Dia desses ouvi que filme bom é aquele em que se chora. Apesar de discordar, achei uma colocação muito interessante. Discordo por que existem centenas de filmes ótimos em que não chorei, e acho interessante por que não lembro de um em que eu tenha chorado que não fosse bom. Pois na despedida do velho Clint Eastwood como ator, anunciado por ele próprio, fui às lágrimas como um bebê faminto. Dirigido também por ele, o filme trata sobre temas diversos - acredito que abrangente até demais - como racismo, velhice, violência e fé, de uma maneira incisiva mas sutil, mostrando-se, às vezes, somente depois de termos saído do cinema.  

 É verdade que Eastwood exagera nas caretas e rosnados, tentando demonstrar severidade, mas não chega a prejudicar em demasia o personagem Walt Kovalski, idoso nacionalista e veterano de guerra (sempre eles), que resiste bravamente em seu bairro invadido por orientais, latinos e negros, sozinho, à espera sabe-se lá de que. A história envolvente e a direção impecável mostram que a dureza e teimosia podem dar lugar ao carinho e ao bom senso. Depois de uma tentativa de roubo do Gran Torino ano 1972, começa uma relação um tanto quanto inusitada, tipo pai/professor e filho/aluno com o próprio ladrão, um vizinho "amarelo". Desta relação, surgem todas as nuances da história e um sentimento quase amoroso, que leva ao crime do desfecho final. Na tentativa de proteger a irmã do pupilo, a quem a essa altura já nutre uma bela amizade, Clint desafia uma gang das redondezas e o resultado é a quase morte da menina, atacada e violentada como forma de vingança. Claro, a coisa envereda para a culpa (que teve, afinal) do nosso bom e velho herói, originando um verdadeiro show de interpretação e direção, enquanto mostra o conservador protagonista na dúvida do que fazer. A intenção era surpreender na decisão e, na verdade, o sentimento de vingança que toma conta de todos os espectadores ajuda, pois o desejo geral é de morte, sangue. Mas a saída é política. Kowalski literalmente se deixa assassinar para que os bandidos sejam presos, conseguindo assim a paz para a vizinhança toda. Fosse por essas terras, a coisa não seria bem assim e, em seguida, a gang estaria na rua novamente, tornando a estratégia inócua, mas na terra do tio San até dá para aceitar, com um pouco de boa vontade.   
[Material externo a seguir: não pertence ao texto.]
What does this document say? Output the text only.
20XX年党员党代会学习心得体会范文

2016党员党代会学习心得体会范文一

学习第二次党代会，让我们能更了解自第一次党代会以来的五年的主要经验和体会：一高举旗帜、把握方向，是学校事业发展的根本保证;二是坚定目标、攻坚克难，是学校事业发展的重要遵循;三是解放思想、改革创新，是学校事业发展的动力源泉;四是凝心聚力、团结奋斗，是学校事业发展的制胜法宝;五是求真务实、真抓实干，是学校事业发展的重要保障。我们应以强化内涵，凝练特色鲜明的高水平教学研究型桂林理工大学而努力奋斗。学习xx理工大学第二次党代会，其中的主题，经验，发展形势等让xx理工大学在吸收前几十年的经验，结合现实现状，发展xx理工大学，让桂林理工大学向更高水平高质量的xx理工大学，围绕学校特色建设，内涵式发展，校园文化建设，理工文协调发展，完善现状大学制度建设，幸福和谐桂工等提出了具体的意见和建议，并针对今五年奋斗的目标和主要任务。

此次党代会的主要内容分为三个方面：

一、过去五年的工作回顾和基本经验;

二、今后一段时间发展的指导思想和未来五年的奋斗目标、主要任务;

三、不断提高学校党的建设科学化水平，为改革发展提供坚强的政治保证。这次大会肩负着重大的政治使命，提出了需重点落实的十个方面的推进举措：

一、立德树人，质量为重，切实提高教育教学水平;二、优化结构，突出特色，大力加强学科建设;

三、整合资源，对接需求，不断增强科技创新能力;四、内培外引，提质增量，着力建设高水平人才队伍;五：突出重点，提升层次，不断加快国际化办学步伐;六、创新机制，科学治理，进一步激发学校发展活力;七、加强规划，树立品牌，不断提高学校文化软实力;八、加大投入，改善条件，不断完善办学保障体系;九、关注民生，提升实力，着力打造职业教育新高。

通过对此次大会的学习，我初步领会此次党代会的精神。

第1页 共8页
Contado essa história, o filme conseguiu passear por todas as questões listadas acima, com uma ênfase grande para o racismo e, também por isso, tornando-se um bom filme. Mas bom filme quanto? Para mensurar isso, pelo menos tentar, eu tenho três listas que às vezes uso quando falo de cinema. A dos Dez melhores, (uma lista em que só entram filmes, sem nunca sair nenhum - possui centenas de participantes), a dos Dez piores, ( também extensa e com o mesmo sistema ), e a dos Três melhores (onde para entrar um sai outro), hoje composta por Pulp Fiction, Inconscientes e O Lutador, que ainda há pouco tirou o lugar de Império do Sol, sob alguns protestos.   

 Gran Torino certamente ganha um lugar de destaque na lista dos Dez melhores, afinal não é fácil fazer um filme com um velho, tratar de tantos assuntos polêmicos e ainda por cima fazer chorar.   

 Ao cinema, pois ainda está em cartaz.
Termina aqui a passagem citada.